Sunday, November 25, 2007

Brady: Red Hat's For the Bunch

The Ring Mass -- or Day Two of what one denizen dubbed "Guido Marini Presents: Restoration" -- has wrapped, and the Pope is now lunching with all the cardinals present for the weekend.

Recap, etc. to come... but in the meantime, among yesterday's standout remarks were the post-consistory reflections of Cardinal Sean Brady of Armagh.

Before an afternoon reception at the Irish College, the newly-elevated primate of All Ireland spoke to the press in attendance (fulltext; snipped below):
I would like to take the opportunity today to pay tribute to the priests and religious of Ireland, including those who work abroad.

These have been difficult, at times traumatic years for the Church in Ireland. Yet in the midst of some of these challenges, not least the appalling and criminal behaviour of some of their colleagues, the overwhelming majority of priests and religious have continued to serve their people with quiet devotion and outstanding generosity.

Today I believe, is in some way about them. It is about the quiet acts of kindness, the supportive, prayerful presence in times of tragedy and joy, the effort to build community and bring dignity, comfort and hope those in need. These are the things which have been the hallmark of generations of Irish priests and religious at home and across the world. It is a legacy I believe Ireland can be proud of. These are her sons and daughters and their generosity and commitment is celebrated in many parts of the world.

Being created a Cardinal today is about representing the bonds of affection and unity between the Office of Peter and the Irish Church. So I have no hesitation in saying to the priests and religious of Ireland today: “Take heart! Today is recognition of your service, of your efforts and your generosity. Today the Successor of Peter has not so much honoured me as honoured the people of Ireland and in a special way her priests and religious.”

I also ask the people of Ireland to give fresh heart to their priests and religious.
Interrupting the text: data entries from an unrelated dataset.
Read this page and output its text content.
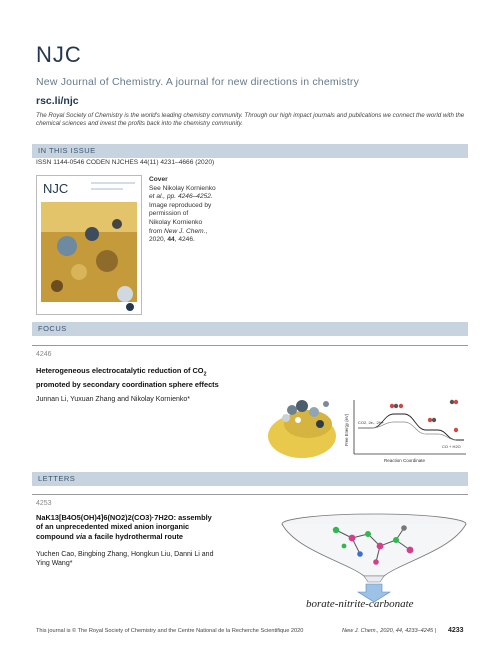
NJC
New Journal of Chemistry. A journal for new directions in chemistry
rsc.li/njc
The Royal Society of Chemistry is the world's leading chemistry community. Through our high impact journals and publications we connect the world with the chemical sciences and invest the profits back into the chemistry community.
IN THIS ISSUE
ISSN 1144-0546 CODEN NJCHES 44(11) 4231–4666 (2020)
NJC
Cover
See Nikolay Kornienko
et al., pp. 4246–4252.
Image reproduced by
permission of
Nikolay Kornienko
from New J. Chem.,
2020, 44, 4246.
FOCUS
4246
Heterogeneous electrocatalytic reduction of $CO_2$
promoted by secondary coordination sphere effects
Junnan Li, Yuxuan Zhang and Nikolay Kornienko*
Free Energy (eV)
Reaction Coordinate
CO2, 2e-, 2H+
CO + H2O
LETTERS
4253
NaK13[B4O5(OH)4]6(NO2)2(CO3)·7H2O: assembly
of an unprecedented mixed anion inorganic
compound via a facile hydrothermal route
Yuchen Cao, Bingbing Zhang, Hongkun Liu, Danni Li and
Ying Wang*
borate-nitrite-carbonate
This journal is © The Royal Society of Chemistry and the Centre National de la Recherche Scientifique 2020	New J. Chem., 2020, 44, 4233–4245 | 4233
The years ahead will bring a new emphasis on the role of the lay faithful. This is welcome. It is also appropriate and necessary. But you only have to visit the parishes, the youth groups, the schools and the community projects around the country to know the special affection and regard so many people have for their faithful, generous and hard working priests and religious. They have a unique and irreplaceable role in our society. I ask people to continue to give them their support, to encourage many young people to follow their example and to pray that Ireland will always recognise in justice and gratitude the valued role of her faithful priests and religious.

Two weeks ago Father Peter McVerry addressed the priests of the diocese of Armagh that I am so privileged to serve. He told us that the passion of God is compassion, especially for the poor and the vulnerable of our world. My hope is that through God’s grace, Ireland will continue to be known as a country which values and defends the irreplaceable role of faith, a faith which is compassionate and has at its heart a concern for the vulnerable and the poor.

My hope is that we will see our tradition as a country of faith as an asset, something which motivates and inspires our compassion for the world. That out of our new diversity and the particular lessons of our history, we will bring to the great issues of our day the insights and values which flow from faith in a God who has created and loves the world. I pray for a deep renewal of that faith. I pray that many Irish people will rediscover the joy which has brought such fulfilment to my own life, the joy of following Jesus Christ.

Respect for our neighbour, defence of the inherent dignity of the human person, generosity in service of others, concern for those most in need, turning the other cheek, going the extra mile, these are the things which have made Ireland the generous and peace-making country that it is. These are the things which flow from faith.

Finally, for my own part, as I thank his Holiness Pope Benedict XVI for the great privilege he has bestowed on me today, and through me on the whole Irish Church, I take to myself this prayer of St. Patrick:
‘But what can I say or what can I promise to my Lord, as I can do nothing that He has not given me? May He search my heart and my deepest feelings…. may God never permit it to happen to me that I should lose His people which He purchased in the utmost parts of the world. I pray to God to give me perseverance and to deign that I be a faithful witness to Him to the end of my life for my God.’
In the run-up to the consistory, Brady gave an extended interview to Vatican Radio, as did the new cardinal whose surname is Pirate... in Gaelic, of course.